On the heels of stock prices that slipped following recent reports that federal investigators will investigate its accounting, Boeing has been targeted by a federal class action alleging the aerospace manufacturer misled investors using alleged accounting tricks to hide potential losses.

Boeing shareholder Tribhuwan K. Bisht alleged Boeing violated federal securities law. Also named as defendants are Dennis Muilenberg, the Boeing CEO who the company has announced will become chairman March 1; Gregory D. Smith, Boeing’s chief financial officer; and W. James McNerney Jr., who was CEO from July 2005 to July 2015. He is retiring as chairman at the end of the month.

In the lawsuit filed on Feb. 22 in Chicago federal court, Bisht asked the court to approve a class of investors to include anyone who purchased Boeing stock between Feb. 9, 2012, and Feb. 11, 2016, saying that in that period Boeing issued “materially false and misleading statements regarding the company’s business, operational and compliance policies.”

The complaint centered on Boeing’s use of “program accounting,” a method that allows companies like aircraft manufacturers to spread costs over the entire cost of a particular product program.

Per the complaint, Boeing’s commercial airplanes division had used program accounting since 2003, “in which the company does not attribute costs for producing a unit to that same unit, but rather divides those costs over an entire jetliner program, essentially allowing Boeing to average out costs and anticipated profits over the duration of the ‘program’ for a specific jet, a period that can last decades and encompass hundreds or even thousands of aircraft.”

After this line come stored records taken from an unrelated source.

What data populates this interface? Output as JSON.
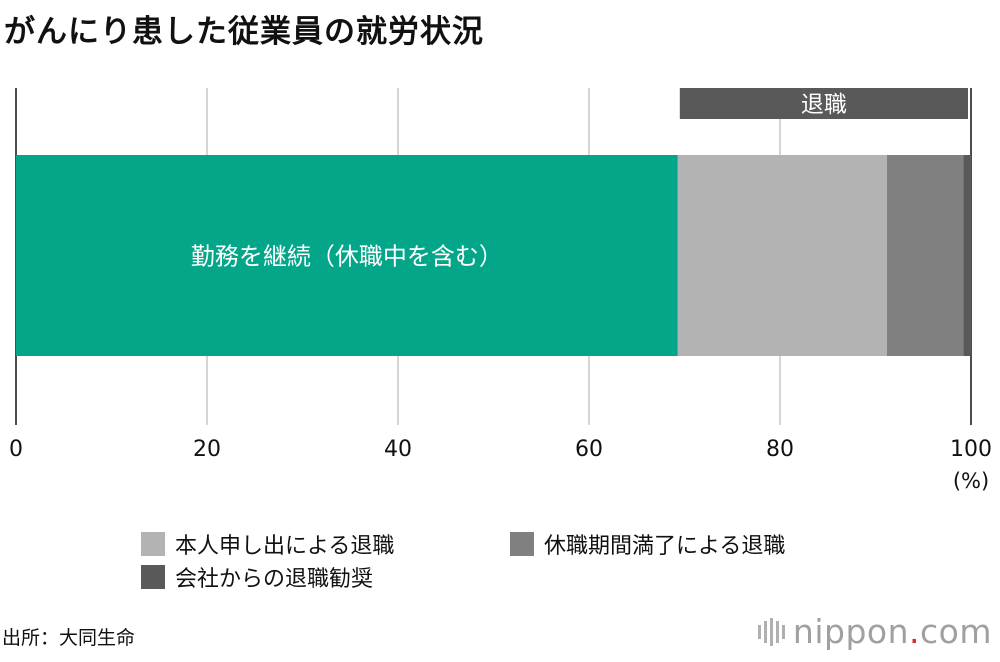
{
  "title": "がんにり患した従業員の就労状況",
  "chart_data": {
    "type": "bar",
    "orientation": "horizontal-stacked",
    "x_ticks": [
      "0",
      "20",
      "40",
      "60",
      "80",
      "100"
    ],
    "x_unit": "(%)",
    "xlim": [
      0,
      100
    ],
    "grid": true,
    "segments": [
      {
        "name": "勤務を継続（休職中を含む）",
        "value": 69.3,
        "color": "#03a688"
      },
      {
        "name": "本人申し出による退職",
        "value": 21.9,
        "color": "#b3b3b3"
      },
      {
        "name": "休職期間満了による退職",
        "value": 8.0,
        "color": "#808080"
      },
      {
        "name": "会社からの退職勧奨",
        "value": 0.8,
        "color": "#595959"
      }
    ],
    "bracket_label": "退職"
  },
  "legend": [
    {
      "label": "本人申し出による退職",
      "color": "#b3b3b3"
    },
    {
      "label": "休職期間満了による退職",
      "color": "#808080"
    },
    {
      "label": "会社からの退職勧奨",
      "color": "#595959"
    }
  ],
  "source": "出所：大同生命",
  "logo": {
    "name": "nippon",
    "dot": ".",
    "suffix": "com"
  }
}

Particularly, the complaint took aim at Boeing’s financial reporting for the programs producing its 787 Dreamliner and 747 jumbo jets, saying the company’s use of the method had caused its quarterly and annual financial reports covering the years 2011-2015 to include “false and misleading statements” which relied on “inflated sales forecasts” and “understated estimates of production costs.”

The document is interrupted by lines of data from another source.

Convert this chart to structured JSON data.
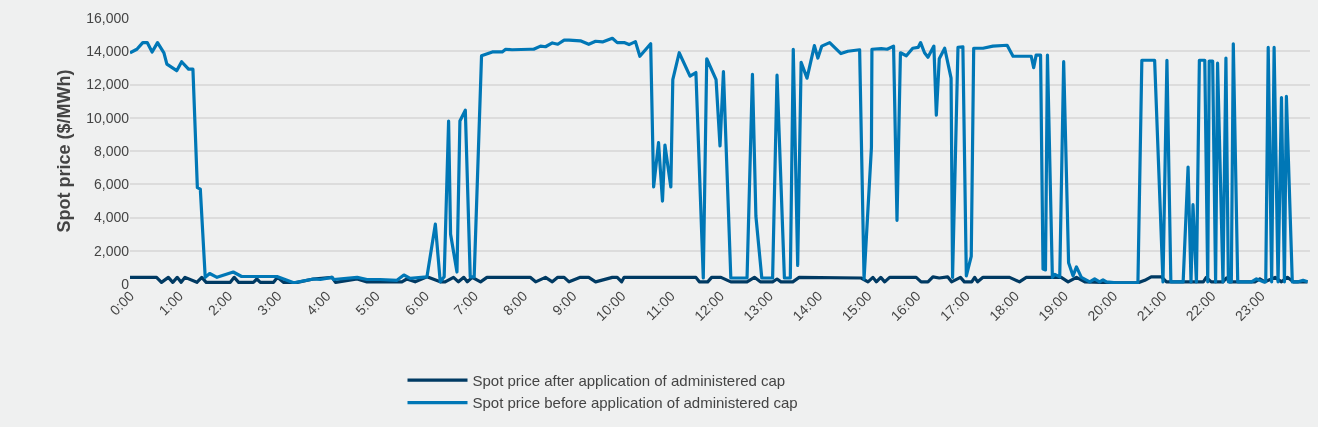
{
  "chart_data": {
    "type": "line",
    "ylabel": "Spot price ($/MWh)",
    "xlim": [
      0,
      24
    ],
    "xticks": [
      {
        "value": 0,
        "label": "0:00"
      },
      {
        "value": 1,
        "label": "1:00"
      },
      {
        "value": 2,
        "label": "2:00"
      },
      {
        "value": 3,
        "label": "3:00"
      },
      {
        "value": 4,
        "label": "4:00"
      },
      {
        "value": 5,
        "label": "5:00"
      },
      {
        "value": 6,
        "label": "6:00"
      },
      {
        "value": 7,
        "label": "7:00"
      },
      {
        "value": 8,
        "label": "8:00"
      },
      {
        "value": 9,
        "label": "9:00"
      },
      {
        "value": 10,
        "label": "10:00"
      },
      {
        "value": 11,
        "label": "11:00"
      },
      {
        "value": 12,
        "label": "12:00"
      },
      {
        "value": 13,
        "label": "13:00"
      },
      {
        "value": 14,
        "label": "14:00"
      },
      {
        "value": 15,
        "label": "15:00"
      },
      {
        "value": 16,
        "label": "16:00"
      },
      {
        "value": 17,
        "label": "17:00"
      },
      {
        "value": 18,
        "label": "18:00"
      },
      {
        "value": 19,
        "label": "19:00"
      },
      {
        "value": 20,
        "label": "20:00"
      },
      {
        "value": 21,
        "label": "21:00"
      },
      {
        "value": 22,
        "label": "22:00"
      },
      {
        "value": 23,
        "label": "23:00"
      }
    ],
    "ylim": [
      0,
      16000
    ],
    "yticks": [
      0,
      {
        "value": 2000,
        "label": "2,000"
      },
      {
        "value": 4000,
        "label": "4,000"
      },
      {
        "value": 6000,
        "label": "6,000"
      },
      {
        "value": 8000,
        "label": "8,000"
      },
      {
        "value": 10000,
        "label": "10,000"
      },
      {
        "value": 12000,
        "label": "12,000"
      },
      {
        "value": 14000,
        "label": "14,000"
      },
      {
        "value": 16000,
        "label": "16,000"
      }
    ],
    "grid": "y",
    "legend": "bottom",
    "marker": "none",
    "line_style": "solid",
    "series": [
      {
        "name": "Spot price after application of administered cap",
        "color": "#003a63",
        "x": [
          0,
          0.54,
          0.64,
          0.78,
          0.87,
          0.96,
          1.04,
          1.12,
          1.36,
          1.46,
          1.55,
          2.04,
          2.12,
          2.21,
          2.51,
          2.58,
          2.65,
          2.92,
          3.0,
          3.12,
          3.33,
          3.73,
          4.11,
          4.18,
          4.62,
          4.82,
          5.53,
          5.63,
          5.8,
          6.04,
          6.31,
          6.41,
          6.58,
          6.68,
          6.79,
          6.86,
          6.96,
          7.13,
          7.26,
          8.14,
          8.25,
          8.45,
          8.59,
          8.7,
          8.83,
          8.93,
          9.16,
          9.33,
          9.47,
          9.81,
          9.91,
          10.0,
          10.05,
          10.15,
          11.51,
          11.58,
          11.75,
          11.83,
          12.02,
          12.22,
          12.55,
          12.7,
          12.82,
          13.07,
          13.16,
          13.24,
          13.48,
          13.61,
          14.87,
          15.01,
          15.11,
          15.18,
          15.27,
          15.35,
          15.45,
          15.99,
          16.09,
          16.23,
          16.33,
          16.46,
          16.63,
          16.71,
          16.89,
          16.97,
          17.12,
          17.18,
          17.24,
          17.35,
          17.89,
          18.09,
          18.23,
          18.94,
          19.08,
          19.25,
          19.42,
          20.06,
          20.5,
          20.64,
          20.77,
          20.98,
          21.08,
          21.83,
          21.89,
          21.99,
          22.23,
          22.3,
          22.37,
          22.88,
          22.98,
          23.08,
          23.29,
          23.42,
          23.54,
          23.66,
          23.95
        ],
        "values": [
          400,
          400,
          100,
          400,
          100,
          400,
          100,
          400,
          100,
          400,
          100,
          100,
          400,
          100,
          100,
          300,
          100,
          100,
          400,
          100,
          50,
          300,
          400,
          100,
          300,
          130,
          130,
          300,
          130,
          430,
          130,
          130,
          400,
          130,
          400,
          130,
          400,
          130,
          400,
          400,
          130,
          400,
          130,
          400,
          400,
          130,
          400,
          400,
          130,
          400,
          400,
          130,
          400,
          400,
          400,
          130,
          130,
          400,
          400,
          130,
          130,
          400,
          130,
          130,
          300,
          130,
          130,
          400,
          360,
          130,
          400,
          130,
          400,
          130,
          400,
          400,
          130,
          130,
          430,
          360,
          430,
          130,
          400,
          130,
          130,
          400,
          130,
          400,
          400,
          130,
          400,
          400,
          130,
          400,
          130,
          70,
          70,
          220,
          430,
          430,
          130,
          130,
          400,
          130,
          130,
          360,
          130,
          130,
          310,
          130,
          400,
          130,
          400,
          130,
          130
        ]
      },
      {
        "name": "Spot price before application of administered cap",
        "color": "#0077b6",
        "x": [
          0,
          0.14,
          0.26,
          0.35,
          0.45,
          0.56,
          0.69,
          0.75,
          0.95,
          1.05,
          1.19,
          1.28,
          1.37,
          1.43,
          1.53,
          1.62,
          1.77,
          2.1,
          2.27,
          2.99,
          3.33,
          3.73,
          3.87,
          4.11,
          4.14,
          4.62,
          4.82,
          5.09,
          5.43,
          5.57,
          5.7,
          6.04,
          6.21,
          6.31,
          6.39,
          6.48,
          6.52,
          6.65,
          6.71,
          6.82,
          6.92,
          7.0,
          7.15,
          7.37,
          7.57,
          7.64,
          7.77,
          8.14,
          8.21,
          8.35,
          8.45,
          8.59,
          8.7,
          8.83,
          8.93,
          9.16,
          9.33,
          9.47,
          9.61,
          9.81,
          9.91,
          10.05,
          10.15,
          10.28,
          10.37,
          10.59,
          10.65,
          10.75,
          10.83,
          10.88,
          11.0,
          11.04,
          11.17,
          11.39,
          11.51,
          11.66,
          11.73,
          11.92,
          12.0,
          12.07,
          12.22,
          12.55,
          12.66,
          12.73,
          12.85,
          13.07,
          13.16,
          13.31,
          13.43,
          13.49,
          13.58,
          13.65,
          13.77,
          13.92,
          13.99,
          14.07,
          14.23,
          14.46,
          14.6,
          14.84,
          14.93,
          15.08,
          15.09,
          15.28,
          15.4,
          15.53,
          15.6,
          15.67,
          15.79,
          15.92,
          16.03,
          16.08,
          16.16,
          16.23,
          16.35,
          16.4,
          16.46,
          16.57,
          16.7,
          16.73,
          16.84,
          16.94,
          17.01,
          17.11,
          17.16,
          17.35,
          17.55,
          17.84,
          17.96,
          18.33,
          18.38,
          18.43,
          18.52,
          18.57,
          18.62,
          18.66,
          18.76,
          18.81,
          18.91,
          18.99,
          19.09,
          19.18,
          19.25,
          19.35,
          19.52,
          19.62,
          19.72,
          19.79,
          19.86,
          19.96,
          20.06,
          20.5,
          20.58,
          20.84,
          21.01,
          21.09,
          21.17,
          21.42,
          21.52,
          21.58,
          21.62,
          21.69,
          21.75,
          21.86,
          21.92,
          21.95,
          22.02,
          22.08,
          22.12,
          22.23,
          22.29,
          22.34,
          22.4,
          22.44,
          22.53,
          22.81,
          22.91,
          23.05,
          23.1,
          23.15,
          23.22,
          23.27,
          23.35,
          23.42,
          23.48,
          23.52,
          23.64,
          23.76,
          23.86,
          23.95
        ],
        "values": [
          13900,
          14120,
          14520,
          14520,
          13950,
          14520,
          13900,
          13230,
          12830,
          13370,
          12920,
          12920,
          5800,
          5710,
          400,
          630,
          400,
          720,
          450,
          450,
          70,
          300,
          270,
          400,
          270,
          400,
          270,
          270,
          220,
          540,
          340,
          430,
          3600,
          130,
          430,
          9800,
          3000,
          720,
          9800,
          10450,
          430,
          430,
          13730,
          13960,
          13960,
          14120,
          14090,
          14120,
          14120,
          14310,
          14270,
          14500,
          14420,
          14670,
          14670,
          14630,
          14420,
          14600,
          14560,
          14780,
          14520,
          14520,
          14400,
          14580,
          13700,
          14450,
          5840,
          8500,
          4990,
          8360,
          5840,
          12290,
          13910,
          12500,
          12720,
          360,
          13550,
          12290,
          8310,
          12780,
          360,
          360,
          12610,
          4090,
          360,
          360,
          12560,
          360,
          360,
          14120,
          1120,
          13330,
          12380,
          14340,
          13590,
          14310,
          14520,
          13860,
          14000,
          14090,
          310,
          8220,
          14120,
          14160,
          14120,
          14310,
          3830,
          13910,
          13730,
          14180,
          14230,
          14520,
          13910,
          13640,
          14310,
          10160,
          13550,
          14180,
          12380,
          400,
          14230,
          14270,
          490,
          1660,
          14180,
          14180,
          14310,
          14360,
          13700,
          13700,
          13010,
          13770,
          13770,
          900,
          850,
          13770,
          400,
          580,
          430,
          13370,
          1280,
          490,
          1030,
          400,
          130,
          310,
          130,
          250,
          130,
          100,
          70,
          70,
          13460,
          13460,
          130,
          13460,
          130,
          130,
          7030,
          130,
          4770,
          130,
          13460,
          13460,
          130,
          13410,
          13410,
          130,
          13280,
          130,
          13590,
          130,
          130,
          14450,
          130,
          130,
          310,
          130,
          130,
          14230,
          130,
          14230,
          130,
          11210,
          130,
          11280,
          130,
          130,
          220,
          130
        ]
      }
    ]
  }
}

The accounting method was also at the heart of a report published by Bloomberg News indicating the federal Securities and Exchange Commission was “investigating whether Boeing properly accounted for the costs and expected sales of its 787 Dreamliner and 747 jumbo aircraft.”

The article quoted JPMorgan Chase analyst Seth Seifman, who said “any impact on our 787 cash flow forecasts for the coming years” could be a significant detrimental factor on the value of Boeing stock.

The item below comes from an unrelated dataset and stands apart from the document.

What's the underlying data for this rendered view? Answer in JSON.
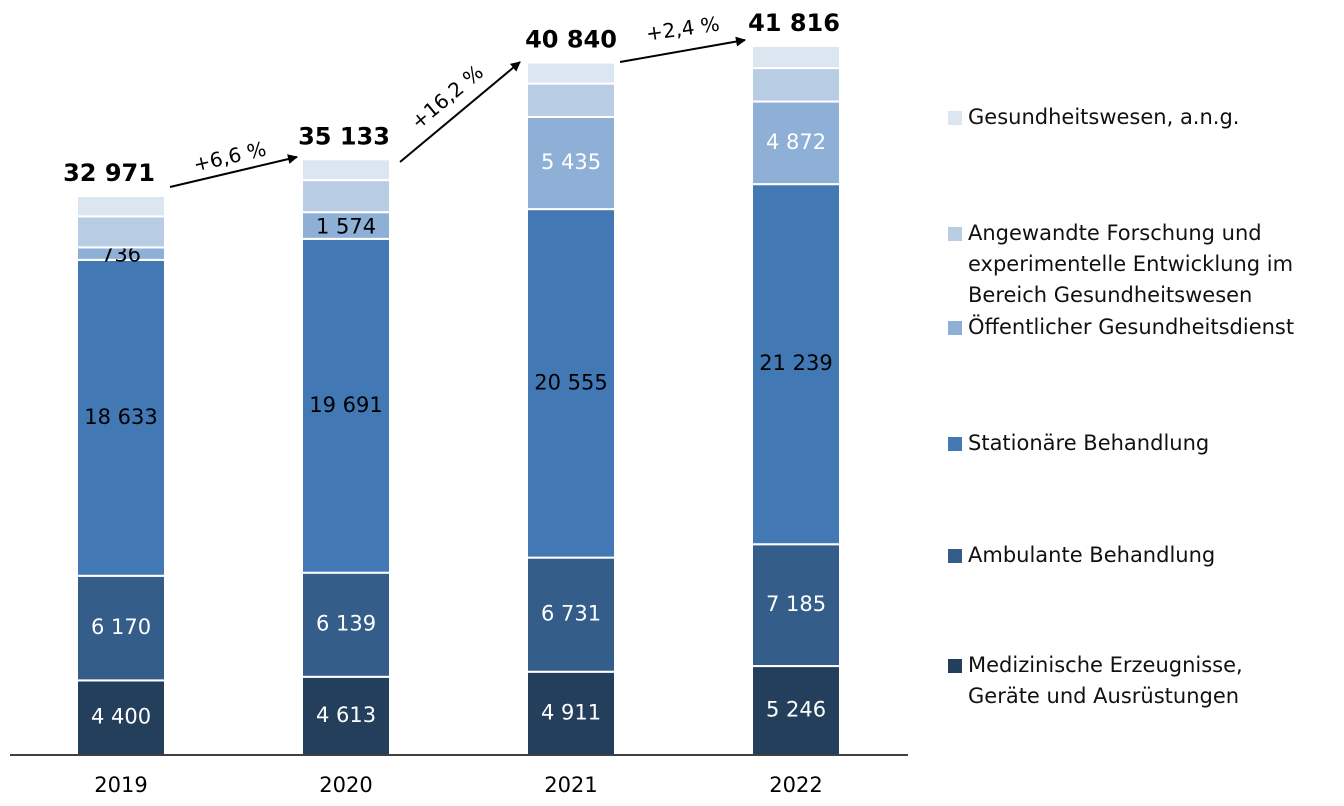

According to the Bloomberg report, the SEC investigation was launched after a “tipster” provided the federal agency with internal Boeing accounting documents and data.

Bisht cited dozens of Boeing quarterly financial reports from the period in question to bolster his claim the company made intentionally misleading statements. Annual reports for the period in question, for instance, showed Boeing’s net income had increased from $4 billion in 2011 to nearly $5.2 billion in 2015, and total revenue had jumped from $68.74 billion to more than $96 billion.

The complaint contended the use of overly optimistic forecasts and potentially inaccurate estimates of declining production costs incited a “precipitous decline in the market value” of Boeing stock following news of the pending SEC investigation.

On Feb. 11, the date of the Bloomberg report, Boeing shares fell 6.8 percent, or $7.92, closing at $108.44. Boeing stock has since recovered, trading near $118 a share on Feb. 23. But it is well off the $145-$149 per share price the stock fetched in late 2015.

The complaint said the class might include hundreds or thousands of members.

In addition to class certification and a jury trial, Bisht asked the court to award unspecified damages with interest, and legal fees.

Bisht and the putative class are represented in the action by attorneys from the firm of Pomerantz LLP, with offices in Chicago and New York.